Theological Cosmology
6/24/25
This essay was inspired by Plasma Cosmology theory, Electric Universe theory, and Edo Kaal’s Structured Atom Model. By adding theology to the mix, I realize I have gone out ahead of the current scientific understanding. I believe science will catch up with me one day, but I am willing to call it a work of imagination for now.
Our long tradition of separating church and state has led theology and science to become what Stephen Jay Gould called “non-overlapping magisteria.” That is unfortunate because I believe the escalating quandaries of scientific cosmology do not have a scientific explanation. Theologians, who have been parroting bad science for over a century, or have kept silent, need to step up and restore balance to the dialogue.
To get from God to me, everything has to become something. The light of everything has to become the energy of everything while still remaining the light of everything. Consequently, the light of everything becomes motion; motion becomes charge; charge becomes charge separation; charge separation becomes current and current becomes plasma.
We see filaments of Birkeland currents against the darkness of the night sky because we cannot see the light of everything. Birkeland currents pinch out quasars, which clone other quasars until there is a cluster of quasars. Clusters of quasars gather Birkeland currents from the energy of everything and form clusters of galaxies.
Filaments of Birkeland currents inside galaxies pinch out stars. With the help of the quasar, i.e. the galactic core, stars create heliospheres, which is where planets are born.
In the early days of a star, the galactic core delivers an overabundance of Birkeland current energy. Inside the star, atom size Birkeland currents pinch out trillions upon trillions of neutrons, which decay into protons and electrons. Like a hive of bees, trillions of protons and electrons form all the elements and isotopes of the periodic table into a gas giant planet.
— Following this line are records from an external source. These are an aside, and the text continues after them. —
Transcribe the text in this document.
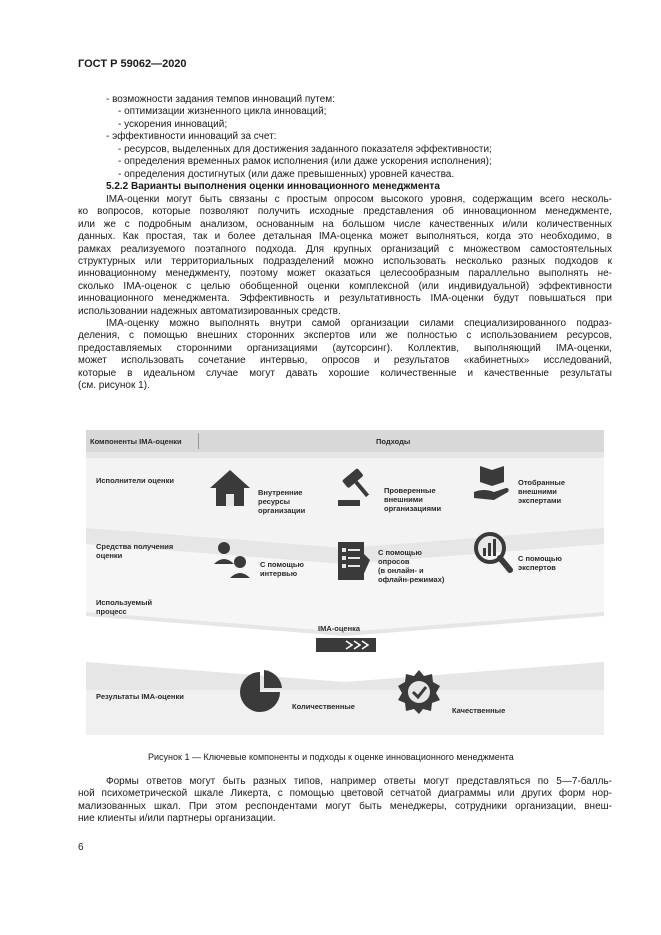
ГОСТ Р 59062—2020
- возможности задания темпов инноваций путем:
- оптимизации жизненного цикла инноваций;
- ускорения инноваций;
- эффективности инноваций за счет:
- ресурсов, выделенных для достижения заданного показателя эффективности;
- определения временных рамок исполнения (или даже ускорения исполнения);
- определения достигнутых (или даже превышенных) уровней качества.
5.2.2 Варианты выполнения оценки инновационного менеджмента
IMA-оценки могут быть связаны с простым опросом высокого уровня, содержащим всего несколь-
ко вопросов, которые позволяют получить исходные представления об инновационном менеджменте,
или же с подробным анализом, основанным на большом числе качественных и/или количественных
данных. Как простая, так и более детальная IMA-оценка может выполняться, когда это необходимо, в
рамках реализуемого поэтапного подхода. Для крупных организаций с множеством самостоятельных
структурных или территориальных подразделений можно использовать несколько разных подходов к
инновационному менеджменту, поэтому может оказаться целесообразным параллельно выполнять не-
сколько IMA-оценок с целью обобщенной оценки комплексной (или индивидуальной) эффективности
инновационного менеджмента. Эффективность и результативность IMA-оценки будут повышаться при
использовании надежных автоматизированных средств.
IMA-оценку можно выполнять внутри самой организации силами специализированного подраз-
деления, с помощью внешних сторонних экспертов или же полностью с использованием ресурсов,
предоставляемых сторонними организациями (аутсорсинг). Коллектив, выполняющий IMA-оценки,
может использовать сочетание интервью, опросов и результатов «кабинетных» исследований,
которые в идеальном случае могут давать хорошие количественные и качественные результаты
(см. рисунок 1).
Компоненты IMA-оценки	Подходы
Исполнители оценки
Средства получения
оценки
Используемый
процесс
Результаты IMA-оценки
Внутренние
ресурсы
организации
Проверенные
внешними
организациями
Отобранные
внешними
экспертами
С помощью
интервью
С помощью
опросов
(в онлайн- и
офлайн-режимах)
С помощью
экспертов
IMA-оценка
Количественные	Качественные
Рисунок 1 — Ключевые компоненты и подходы к оценке инновационного менеджмента
Формы ответов могут быть разных типов, например ответы могут представляться по 5—7-балль-
ной психометрической шкале Ликерта, с помощью цветовой сетчатой диаграммы или других форм нор-
мализованных шкал. При этом респондентами могут быть менеджеры, сотрудники организации, внеш-
ние клиенты и/или партнеры организации.
6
Our sun ejected its gas giant to create a primordial solar system of sun and planet. I suspect the first gas giant had the richest assortment of elements and isotopes and was our Earth mother. Earth mother collected its trove of elements and isotopes into a rocky planet with an atmosphere and ejected it as a satellite.
With the help of the heliosphere, our Earth created a biosphere. The geological record suggests that Earth has been subjected to thirty-six or more cataclysmic encounters with other spheres in the solar system. These encounters suddenly and repeatedly changed the surface features and topography of all the rocky planets and moons including Earth. On Earth the DNA of all species suddenly and repeatedly changed simultaneously.
The biosphere creates creatures and eventually created us. All creatures, plant and animal, have a field of experience, which is an interaction of the biosphere and the sensory apparatus and processing capability of each species. Higher creatures have things and thoughts as part of their field of experience.